People are not born free in any meaningful sense of freedom. If I were to define a human being, I certainly would include self awareness and free will. But the definition of a human must also include a description of the essentials of the body in which self awareness and free will abide. That body comes with inherent constraints. We experience the world from within individual bodies that exist in time and space. Those bodies grow during a long period of vulnerable childhood, require food and shelter, and a possess diverse sensory mechanisms inclined to feelings including emotional attachment, joy, sorrow, pleasure and pain. People are not born free--they are born in mortal danger of perishing immediately, unless there are other people willing and able to provide for their needs until such time as they can provide for themselves.
In the abstract, providing for oneself is a full time job. It takes a lot of time to secure and prepare food, find and maintain shelter, and perhaps reciprocate in duties of care for others. We see, immediately and inescapably, the fundamental need for some minimal social cooperation in order to sustain human life. But at that minimal level of social cooperation, there is no real freedom because most, if not all, available time is consumed in the provision of food and shelter and care for our immediate social group. Time is the universal constraint: we have only so much of it, and if we have to spend all available time providing for basic needs, then there really is little scope for freedom. And in a condition of even moderate scarcity, we might expect the individual pursuit of essentials to lead to conflict and thereby create another essential need: protection.

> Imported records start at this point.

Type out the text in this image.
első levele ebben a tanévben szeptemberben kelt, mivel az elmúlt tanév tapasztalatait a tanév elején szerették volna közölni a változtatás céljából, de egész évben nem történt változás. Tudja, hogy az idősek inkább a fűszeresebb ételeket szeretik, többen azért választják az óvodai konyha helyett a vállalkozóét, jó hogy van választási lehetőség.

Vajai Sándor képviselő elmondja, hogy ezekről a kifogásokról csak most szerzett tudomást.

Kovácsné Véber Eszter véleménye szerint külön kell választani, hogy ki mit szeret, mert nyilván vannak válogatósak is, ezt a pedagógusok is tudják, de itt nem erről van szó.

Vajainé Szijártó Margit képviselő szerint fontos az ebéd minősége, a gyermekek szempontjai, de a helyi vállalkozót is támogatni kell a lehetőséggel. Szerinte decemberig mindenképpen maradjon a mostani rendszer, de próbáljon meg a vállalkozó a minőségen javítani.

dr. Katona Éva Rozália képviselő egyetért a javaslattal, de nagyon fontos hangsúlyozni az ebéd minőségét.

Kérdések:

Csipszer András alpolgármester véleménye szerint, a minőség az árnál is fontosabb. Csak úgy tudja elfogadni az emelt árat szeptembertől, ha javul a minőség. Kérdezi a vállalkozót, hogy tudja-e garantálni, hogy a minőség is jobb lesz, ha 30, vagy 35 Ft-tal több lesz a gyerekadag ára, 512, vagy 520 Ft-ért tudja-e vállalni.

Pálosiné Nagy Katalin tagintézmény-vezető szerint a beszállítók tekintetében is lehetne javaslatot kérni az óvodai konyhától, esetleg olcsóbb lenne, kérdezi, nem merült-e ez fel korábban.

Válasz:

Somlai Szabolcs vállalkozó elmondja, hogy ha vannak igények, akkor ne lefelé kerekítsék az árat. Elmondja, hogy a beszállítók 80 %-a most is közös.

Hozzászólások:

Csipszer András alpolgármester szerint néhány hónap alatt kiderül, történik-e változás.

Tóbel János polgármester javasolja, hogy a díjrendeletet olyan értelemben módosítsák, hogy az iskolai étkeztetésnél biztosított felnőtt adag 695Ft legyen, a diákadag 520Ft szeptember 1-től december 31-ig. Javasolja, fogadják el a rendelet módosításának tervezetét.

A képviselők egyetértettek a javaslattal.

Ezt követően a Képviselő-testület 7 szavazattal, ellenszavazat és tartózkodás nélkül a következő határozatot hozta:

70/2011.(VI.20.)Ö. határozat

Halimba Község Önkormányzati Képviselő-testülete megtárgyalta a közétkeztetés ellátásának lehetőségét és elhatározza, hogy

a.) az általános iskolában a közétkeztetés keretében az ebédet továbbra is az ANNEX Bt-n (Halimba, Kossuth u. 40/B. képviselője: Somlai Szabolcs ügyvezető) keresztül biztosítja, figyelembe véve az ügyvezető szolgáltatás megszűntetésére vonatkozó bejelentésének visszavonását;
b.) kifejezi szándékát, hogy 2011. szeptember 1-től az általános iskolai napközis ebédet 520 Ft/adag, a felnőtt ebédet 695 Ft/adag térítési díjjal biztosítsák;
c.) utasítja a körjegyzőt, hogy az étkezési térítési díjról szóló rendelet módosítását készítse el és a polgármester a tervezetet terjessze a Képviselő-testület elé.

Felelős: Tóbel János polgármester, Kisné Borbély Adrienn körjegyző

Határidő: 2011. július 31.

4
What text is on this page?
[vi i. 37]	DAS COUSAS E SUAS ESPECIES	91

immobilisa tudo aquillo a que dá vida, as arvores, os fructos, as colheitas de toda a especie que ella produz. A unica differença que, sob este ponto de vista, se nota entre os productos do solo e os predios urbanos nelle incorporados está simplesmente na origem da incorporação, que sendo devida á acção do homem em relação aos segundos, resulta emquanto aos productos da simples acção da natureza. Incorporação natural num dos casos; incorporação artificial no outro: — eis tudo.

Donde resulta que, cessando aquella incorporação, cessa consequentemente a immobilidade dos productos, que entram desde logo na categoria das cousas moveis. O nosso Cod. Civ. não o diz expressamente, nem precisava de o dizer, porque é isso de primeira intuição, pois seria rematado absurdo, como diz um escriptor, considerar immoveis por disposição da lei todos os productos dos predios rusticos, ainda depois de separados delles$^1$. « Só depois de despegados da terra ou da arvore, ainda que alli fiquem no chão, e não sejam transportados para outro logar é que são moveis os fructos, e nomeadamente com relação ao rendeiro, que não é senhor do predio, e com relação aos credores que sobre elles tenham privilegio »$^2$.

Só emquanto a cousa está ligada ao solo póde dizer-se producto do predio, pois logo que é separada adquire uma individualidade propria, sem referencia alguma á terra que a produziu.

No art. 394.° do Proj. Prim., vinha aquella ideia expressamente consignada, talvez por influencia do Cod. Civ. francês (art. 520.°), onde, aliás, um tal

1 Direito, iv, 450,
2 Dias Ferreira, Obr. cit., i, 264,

It is not hard to see that we can increase the scope for individual freedom through social cooperation. Tacit or explicit agreements on specialization with those in our own and neighboring social groups allow us to provide for our essential needs more efficiently. At some point, this efficiency may yield sufficient surplus time to allow us to meaningfully consider the concept of freedom. We are not born free. We are only able to speak of freedom once we have a level of social cooperation that allows for efficiency in meeting essential needs and creates a surplus of time.